Pernyataan tersebut disampaikan untuk HNW merespons keputusan Israel yang membuka perbatasan Rafah hanya untuk akses keluar. Langkah ini dinilai sebagai pengusiran terselubung. Dugaan ini makin kuat setelah terungkapnya manuver pemindahan ilegal ratusan warga Palestina. Hal ini dicurigai sebagai upaya untuk mengosongkan Gaza dari penduduk aslinya, agar sepenuhnya mudah dikuasai untuk kepentingan pembentukan negara Israel Raya.
“Delapan Negara ini melalui menteri luar negerinya, termasuk Indonesia, melakukan langkah yang baik, menolak pengusiran warga Gaza/Palestina dengan cara apapun, tapi agar efektif, negara-negara tersebut perlu secara serius mengawal agar benar-benar tidak terjadi pengusiran Rakyat Palestina, termasuk dari Jalur Gaza dengan cara apa pun, seperti yang sudah dilakukan Israel dengan membuka pintu Rafah maupun menerbangkan warga keluar dari Gaza/Palestina ke Afrika Selatan tanpa dokumen apa pun,” ujarnya, dalam keterangannya, Minggu (7/12/2025)
HNW menekankan perlunya delapan negara tersebut bahu-membahu memastikan pelaksanaan perjanjian perdamaian tidak merugikan nasib bangsa Palestina. Jangan sampai hal ini justru menjauhkan mereka dari perjuangan berdirinya negara Palestina merdeka yang kini telah diakui oleh lebih dari 156 negara Anggota PBB. Apalagi, Israel terus melanggar kesepakatan damai melalui serangan militer dan pengusiran.

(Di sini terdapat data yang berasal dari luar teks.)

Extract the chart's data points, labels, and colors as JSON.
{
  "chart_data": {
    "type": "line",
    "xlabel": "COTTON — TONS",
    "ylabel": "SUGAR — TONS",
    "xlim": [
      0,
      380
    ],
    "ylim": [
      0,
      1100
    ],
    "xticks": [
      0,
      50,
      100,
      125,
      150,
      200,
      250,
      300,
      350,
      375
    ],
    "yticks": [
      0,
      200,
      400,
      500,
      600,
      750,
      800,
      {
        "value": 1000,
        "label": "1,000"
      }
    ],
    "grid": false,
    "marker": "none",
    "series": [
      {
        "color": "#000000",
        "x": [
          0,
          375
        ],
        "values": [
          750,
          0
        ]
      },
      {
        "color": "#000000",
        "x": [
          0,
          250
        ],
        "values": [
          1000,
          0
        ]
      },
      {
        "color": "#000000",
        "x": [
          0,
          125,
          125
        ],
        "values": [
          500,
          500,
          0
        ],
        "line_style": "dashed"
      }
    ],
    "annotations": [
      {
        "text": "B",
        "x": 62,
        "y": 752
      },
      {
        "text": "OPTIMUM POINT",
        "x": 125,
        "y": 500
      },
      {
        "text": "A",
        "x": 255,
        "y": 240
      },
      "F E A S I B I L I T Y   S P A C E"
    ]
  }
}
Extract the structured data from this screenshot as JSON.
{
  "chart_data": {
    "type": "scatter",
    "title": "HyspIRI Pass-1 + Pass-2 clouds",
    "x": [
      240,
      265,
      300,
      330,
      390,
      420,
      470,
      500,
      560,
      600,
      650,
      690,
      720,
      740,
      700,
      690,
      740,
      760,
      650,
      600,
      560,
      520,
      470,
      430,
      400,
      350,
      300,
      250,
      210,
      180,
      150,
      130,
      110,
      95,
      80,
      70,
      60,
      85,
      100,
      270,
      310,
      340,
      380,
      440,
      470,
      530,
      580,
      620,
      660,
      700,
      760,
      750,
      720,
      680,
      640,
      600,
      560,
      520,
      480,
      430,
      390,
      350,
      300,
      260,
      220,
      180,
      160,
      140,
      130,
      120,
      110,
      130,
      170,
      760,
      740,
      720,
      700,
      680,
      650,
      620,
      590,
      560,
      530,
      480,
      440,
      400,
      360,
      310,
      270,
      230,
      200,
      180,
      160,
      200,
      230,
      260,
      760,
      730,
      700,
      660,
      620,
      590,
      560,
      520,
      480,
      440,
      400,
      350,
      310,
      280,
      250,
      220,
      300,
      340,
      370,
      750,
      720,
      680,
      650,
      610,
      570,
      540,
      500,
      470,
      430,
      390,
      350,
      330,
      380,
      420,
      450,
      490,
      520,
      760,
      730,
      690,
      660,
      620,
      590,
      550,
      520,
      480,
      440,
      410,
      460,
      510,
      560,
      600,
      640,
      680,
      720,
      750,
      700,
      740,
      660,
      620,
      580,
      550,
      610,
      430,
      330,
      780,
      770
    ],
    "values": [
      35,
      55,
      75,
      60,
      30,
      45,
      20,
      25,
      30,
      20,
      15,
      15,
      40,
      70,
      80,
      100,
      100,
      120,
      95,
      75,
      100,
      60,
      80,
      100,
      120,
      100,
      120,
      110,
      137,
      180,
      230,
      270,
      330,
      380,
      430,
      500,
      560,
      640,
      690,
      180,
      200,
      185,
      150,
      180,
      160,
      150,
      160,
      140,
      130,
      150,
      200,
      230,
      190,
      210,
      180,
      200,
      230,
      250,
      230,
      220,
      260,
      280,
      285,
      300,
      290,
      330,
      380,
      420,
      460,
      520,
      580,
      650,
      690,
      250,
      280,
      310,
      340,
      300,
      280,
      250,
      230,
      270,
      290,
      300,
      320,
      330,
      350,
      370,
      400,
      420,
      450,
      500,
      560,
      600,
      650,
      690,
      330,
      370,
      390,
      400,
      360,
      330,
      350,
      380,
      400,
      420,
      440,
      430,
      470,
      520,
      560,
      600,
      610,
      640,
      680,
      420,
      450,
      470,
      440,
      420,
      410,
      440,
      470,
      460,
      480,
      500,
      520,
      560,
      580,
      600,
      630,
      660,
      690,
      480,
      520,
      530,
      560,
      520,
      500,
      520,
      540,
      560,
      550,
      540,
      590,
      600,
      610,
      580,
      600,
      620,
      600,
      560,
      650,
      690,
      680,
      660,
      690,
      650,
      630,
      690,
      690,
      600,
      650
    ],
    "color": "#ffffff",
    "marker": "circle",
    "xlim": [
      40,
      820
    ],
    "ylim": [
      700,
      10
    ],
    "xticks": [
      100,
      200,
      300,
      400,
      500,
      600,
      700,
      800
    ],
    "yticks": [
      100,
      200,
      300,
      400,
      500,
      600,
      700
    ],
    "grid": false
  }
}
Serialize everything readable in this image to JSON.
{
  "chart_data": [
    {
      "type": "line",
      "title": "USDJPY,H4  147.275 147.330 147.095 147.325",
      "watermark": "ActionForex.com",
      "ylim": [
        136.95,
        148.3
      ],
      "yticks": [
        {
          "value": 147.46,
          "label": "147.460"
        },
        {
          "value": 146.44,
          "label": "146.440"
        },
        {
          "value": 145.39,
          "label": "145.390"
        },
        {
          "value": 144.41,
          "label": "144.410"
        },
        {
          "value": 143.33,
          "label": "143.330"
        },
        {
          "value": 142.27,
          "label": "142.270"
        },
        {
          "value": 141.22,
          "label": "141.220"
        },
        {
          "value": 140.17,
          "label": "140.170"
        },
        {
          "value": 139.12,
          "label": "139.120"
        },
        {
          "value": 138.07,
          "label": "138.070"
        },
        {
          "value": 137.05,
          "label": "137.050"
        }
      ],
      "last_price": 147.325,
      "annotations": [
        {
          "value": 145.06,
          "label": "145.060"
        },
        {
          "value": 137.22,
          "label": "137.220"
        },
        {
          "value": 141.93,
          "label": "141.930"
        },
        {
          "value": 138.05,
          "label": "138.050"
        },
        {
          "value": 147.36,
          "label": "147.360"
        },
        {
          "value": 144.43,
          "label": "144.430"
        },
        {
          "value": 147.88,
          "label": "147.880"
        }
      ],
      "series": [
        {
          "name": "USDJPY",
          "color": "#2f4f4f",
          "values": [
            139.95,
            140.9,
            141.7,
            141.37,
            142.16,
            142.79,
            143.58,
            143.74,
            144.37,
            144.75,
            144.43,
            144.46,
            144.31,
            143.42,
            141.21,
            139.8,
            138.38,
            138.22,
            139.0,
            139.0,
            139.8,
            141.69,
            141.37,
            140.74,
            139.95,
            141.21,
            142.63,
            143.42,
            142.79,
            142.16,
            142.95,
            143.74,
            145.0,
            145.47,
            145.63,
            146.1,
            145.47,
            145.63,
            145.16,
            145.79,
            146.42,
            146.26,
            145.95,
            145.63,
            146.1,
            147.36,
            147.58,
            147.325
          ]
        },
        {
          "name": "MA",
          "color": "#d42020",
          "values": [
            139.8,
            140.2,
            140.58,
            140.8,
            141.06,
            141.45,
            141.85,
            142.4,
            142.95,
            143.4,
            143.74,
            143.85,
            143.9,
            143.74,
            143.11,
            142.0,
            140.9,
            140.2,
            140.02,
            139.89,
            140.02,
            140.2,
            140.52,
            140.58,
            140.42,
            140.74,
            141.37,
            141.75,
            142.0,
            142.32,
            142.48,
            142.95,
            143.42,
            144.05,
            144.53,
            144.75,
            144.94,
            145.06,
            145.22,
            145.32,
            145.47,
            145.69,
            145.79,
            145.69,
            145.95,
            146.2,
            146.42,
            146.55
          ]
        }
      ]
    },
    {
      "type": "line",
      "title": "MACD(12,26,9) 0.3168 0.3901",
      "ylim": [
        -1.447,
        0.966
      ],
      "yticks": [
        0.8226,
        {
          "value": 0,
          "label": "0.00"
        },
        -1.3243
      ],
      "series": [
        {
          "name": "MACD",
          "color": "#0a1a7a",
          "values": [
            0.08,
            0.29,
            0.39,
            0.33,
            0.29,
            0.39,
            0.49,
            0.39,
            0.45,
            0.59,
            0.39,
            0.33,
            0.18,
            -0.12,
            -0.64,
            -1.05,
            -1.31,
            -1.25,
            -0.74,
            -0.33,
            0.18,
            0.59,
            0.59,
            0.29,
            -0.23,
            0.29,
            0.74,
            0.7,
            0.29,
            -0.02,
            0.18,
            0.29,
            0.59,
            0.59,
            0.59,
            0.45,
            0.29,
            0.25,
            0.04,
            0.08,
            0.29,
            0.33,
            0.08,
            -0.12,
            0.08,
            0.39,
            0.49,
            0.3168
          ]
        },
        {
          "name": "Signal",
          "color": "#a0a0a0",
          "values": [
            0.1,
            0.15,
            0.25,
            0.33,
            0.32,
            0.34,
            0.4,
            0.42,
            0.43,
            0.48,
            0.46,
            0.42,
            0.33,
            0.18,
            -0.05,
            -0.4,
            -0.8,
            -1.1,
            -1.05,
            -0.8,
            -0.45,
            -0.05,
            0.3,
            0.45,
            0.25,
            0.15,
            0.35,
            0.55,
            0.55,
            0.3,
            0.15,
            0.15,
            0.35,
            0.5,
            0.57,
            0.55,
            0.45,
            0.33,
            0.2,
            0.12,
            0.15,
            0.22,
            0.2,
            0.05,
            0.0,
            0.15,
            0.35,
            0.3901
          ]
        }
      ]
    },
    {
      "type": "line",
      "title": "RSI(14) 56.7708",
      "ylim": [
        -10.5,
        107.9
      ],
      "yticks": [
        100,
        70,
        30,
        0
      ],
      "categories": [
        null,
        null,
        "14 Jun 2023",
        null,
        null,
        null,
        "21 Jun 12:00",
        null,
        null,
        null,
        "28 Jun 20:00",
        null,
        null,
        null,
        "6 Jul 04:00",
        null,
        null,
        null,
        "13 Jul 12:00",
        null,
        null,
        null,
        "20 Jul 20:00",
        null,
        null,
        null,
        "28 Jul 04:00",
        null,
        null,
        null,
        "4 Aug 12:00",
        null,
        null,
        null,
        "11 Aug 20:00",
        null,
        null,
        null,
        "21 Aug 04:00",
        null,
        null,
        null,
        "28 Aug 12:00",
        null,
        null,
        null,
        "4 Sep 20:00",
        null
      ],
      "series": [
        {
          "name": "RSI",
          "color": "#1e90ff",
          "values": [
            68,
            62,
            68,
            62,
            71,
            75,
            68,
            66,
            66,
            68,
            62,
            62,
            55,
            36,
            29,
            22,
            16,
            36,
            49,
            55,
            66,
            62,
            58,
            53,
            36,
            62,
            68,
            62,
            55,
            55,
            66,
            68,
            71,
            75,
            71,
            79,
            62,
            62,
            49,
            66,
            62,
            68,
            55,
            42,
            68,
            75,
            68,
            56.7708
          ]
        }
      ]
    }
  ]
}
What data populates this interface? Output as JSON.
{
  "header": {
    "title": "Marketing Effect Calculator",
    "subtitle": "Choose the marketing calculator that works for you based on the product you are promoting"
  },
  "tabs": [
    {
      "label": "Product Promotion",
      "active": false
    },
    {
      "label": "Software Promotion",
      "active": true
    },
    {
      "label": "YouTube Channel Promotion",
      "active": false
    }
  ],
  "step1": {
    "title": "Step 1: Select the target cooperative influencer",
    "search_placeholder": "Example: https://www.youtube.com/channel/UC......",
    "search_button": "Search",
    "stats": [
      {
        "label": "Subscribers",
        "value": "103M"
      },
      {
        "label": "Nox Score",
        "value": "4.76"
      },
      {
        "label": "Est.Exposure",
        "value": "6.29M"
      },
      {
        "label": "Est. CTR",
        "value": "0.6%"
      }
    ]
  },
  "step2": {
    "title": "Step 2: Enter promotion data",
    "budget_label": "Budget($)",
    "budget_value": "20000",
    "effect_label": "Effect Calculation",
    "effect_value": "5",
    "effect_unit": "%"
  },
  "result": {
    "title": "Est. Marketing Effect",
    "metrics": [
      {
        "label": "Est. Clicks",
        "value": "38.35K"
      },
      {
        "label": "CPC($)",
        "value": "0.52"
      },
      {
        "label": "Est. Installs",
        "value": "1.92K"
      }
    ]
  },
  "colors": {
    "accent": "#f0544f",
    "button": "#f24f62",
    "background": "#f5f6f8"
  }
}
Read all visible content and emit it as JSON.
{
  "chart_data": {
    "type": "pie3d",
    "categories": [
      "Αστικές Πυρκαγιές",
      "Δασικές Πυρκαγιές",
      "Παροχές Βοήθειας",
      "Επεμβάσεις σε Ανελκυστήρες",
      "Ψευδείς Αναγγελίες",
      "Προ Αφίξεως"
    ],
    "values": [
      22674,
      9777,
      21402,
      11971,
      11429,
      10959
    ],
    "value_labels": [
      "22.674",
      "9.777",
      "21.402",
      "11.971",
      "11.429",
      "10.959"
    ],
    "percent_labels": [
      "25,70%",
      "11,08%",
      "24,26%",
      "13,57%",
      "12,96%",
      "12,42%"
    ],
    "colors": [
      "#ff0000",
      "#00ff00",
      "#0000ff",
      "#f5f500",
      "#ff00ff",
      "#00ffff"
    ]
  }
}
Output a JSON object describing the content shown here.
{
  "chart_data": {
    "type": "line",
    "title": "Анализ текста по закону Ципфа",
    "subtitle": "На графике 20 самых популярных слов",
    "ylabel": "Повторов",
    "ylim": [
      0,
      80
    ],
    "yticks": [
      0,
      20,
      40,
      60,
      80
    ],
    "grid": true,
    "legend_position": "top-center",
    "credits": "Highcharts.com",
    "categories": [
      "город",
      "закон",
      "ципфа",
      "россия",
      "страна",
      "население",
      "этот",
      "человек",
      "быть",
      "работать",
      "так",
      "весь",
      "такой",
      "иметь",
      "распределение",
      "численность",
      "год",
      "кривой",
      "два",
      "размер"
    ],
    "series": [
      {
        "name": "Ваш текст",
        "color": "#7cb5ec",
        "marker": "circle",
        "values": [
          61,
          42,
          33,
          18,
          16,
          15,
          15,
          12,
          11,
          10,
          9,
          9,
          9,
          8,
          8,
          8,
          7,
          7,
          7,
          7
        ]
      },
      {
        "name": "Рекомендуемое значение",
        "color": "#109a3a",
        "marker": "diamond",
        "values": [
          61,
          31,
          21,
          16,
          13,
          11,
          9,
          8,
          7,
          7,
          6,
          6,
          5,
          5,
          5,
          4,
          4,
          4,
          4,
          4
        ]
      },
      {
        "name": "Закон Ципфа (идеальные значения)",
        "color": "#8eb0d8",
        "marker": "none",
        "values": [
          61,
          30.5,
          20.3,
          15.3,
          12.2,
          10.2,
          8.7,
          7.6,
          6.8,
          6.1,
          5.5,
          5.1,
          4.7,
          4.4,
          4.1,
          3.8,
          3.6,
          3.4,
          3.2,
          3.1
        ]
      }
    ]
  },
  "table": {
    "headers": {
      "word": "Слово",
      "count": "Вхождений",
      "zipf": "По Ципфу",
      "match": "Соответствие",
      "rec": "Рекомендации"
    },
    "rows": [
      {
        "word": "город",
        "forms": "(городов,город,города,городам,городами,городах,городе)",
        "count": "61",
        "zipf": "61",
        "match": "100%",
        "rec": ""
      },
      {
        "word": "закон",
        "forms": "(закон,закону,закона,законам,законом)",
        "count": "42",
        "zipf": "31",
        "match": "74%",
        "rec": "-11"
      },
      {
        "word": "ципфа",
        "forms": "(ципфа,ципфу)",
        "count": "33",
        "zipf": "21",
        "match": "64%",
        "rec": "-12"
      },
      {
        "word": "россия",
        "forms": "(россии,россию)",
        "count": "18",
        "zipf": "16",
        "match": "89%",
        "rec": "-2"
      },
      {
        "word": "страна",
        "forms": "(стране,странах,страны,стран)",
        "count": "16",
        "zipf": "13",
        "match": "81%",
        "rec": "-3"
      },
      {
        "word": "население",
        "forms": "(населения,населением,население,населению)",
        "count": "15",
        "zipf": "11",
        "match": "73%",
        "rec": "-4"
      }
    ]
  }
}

“Pengusiran rakyat Gaza/Palestina dengan alasan apa pun, sehingga kemudian mereka tidak bisa kembali ke negaranya, merupakan pelanggaran hak asasi manusia berat karena itu juga bentuk lain dari praktik genosida yang sangat jahat,” ujarnya.
Lebih lanjut, HNW mengingatkan perlunya lobi dan komunikasi intensif dengan Amerika Serikat (AS) sebagai salah satu negara pengusul proposal perdamaian. Dibukanya perbatasan Rafah ke Mesir harus dipastikan murni untuk bantuan kemanusiaan dan proses rekonstruksi Jalur Gaza, bukan sebaliknya.
“Itu yang menjadi tujuan utama dibukanya perbatasan Rafah. Bukan justru untuk mengusir warga Gaza keluar dari wilayahnya agar kemudian wilayah tersebut dikuasai oleh Israel,” tuturnya.
Menurut HNW, delapan negara ini memiliki posisi tawar tinggi dalam mengimbangi proses perdamaian di Jalur Gaza. Tanpa keterlibatan mereka, mustahil proposal perdamaian AS bisa berjalan baik.
“Perdamaian di Jalur Gaza bukan hanya karena peran dari Amerika Serikat, tetapi juga ada peran penting dari delapan negara tersebut. Dan itu pun diakui oleh Presiden AS Donald Trump. Sehingga, delapan negara ini juga perlu memastikan bahwa perjanjian perdamaian tidak bergeser ke arah yang salah dengan pengusiran warga Palestina dan terus membiarkan Israel melakukan pelanggaran terhadap proposal perdamaian, karena jelas akan menjadi kontraproduktif dari upaya mewujudkan perdamaian dan keadilan dengan terlaksananya prinsip ‘two state solution’ yang juga menjadi salah satu Resolusi PBB,” jelasnya.
Ia menegaskan, bahwa skenario pengusiran terselubung ini adalah alarm bahaya bagi dunia internasional. Diperlukan konsolidasi kekuatan diplomasi yang solid antara Indonesia dengan negara-negara yang memiliki kepedulian sama untuk mematahkan strategi Israel.
“Oleh karena itu, Saya mendukung sikap Menteri Luar Negeri Republik Indonesia Sugiono untuk terus bekerja sama maksimal, bahu membahu dengan Menlu dari negara-negara sahabat tersebut, untuk memastikan hal kontraproduktif yang melanggengkan pelanggaran perdamaian, menjauhkan Palestina menjadi negara merdeka, seperti manuver-manuver pengusiran yang dilakukan Israel, tidak terus terjadi, dan bisa dihentikan, agar segera terbayar lunas-lah hutang Indonesia terhadap Palestina berupa hadirnya negara Palestina yang merdeka dan berdaulat,” pungkasnya.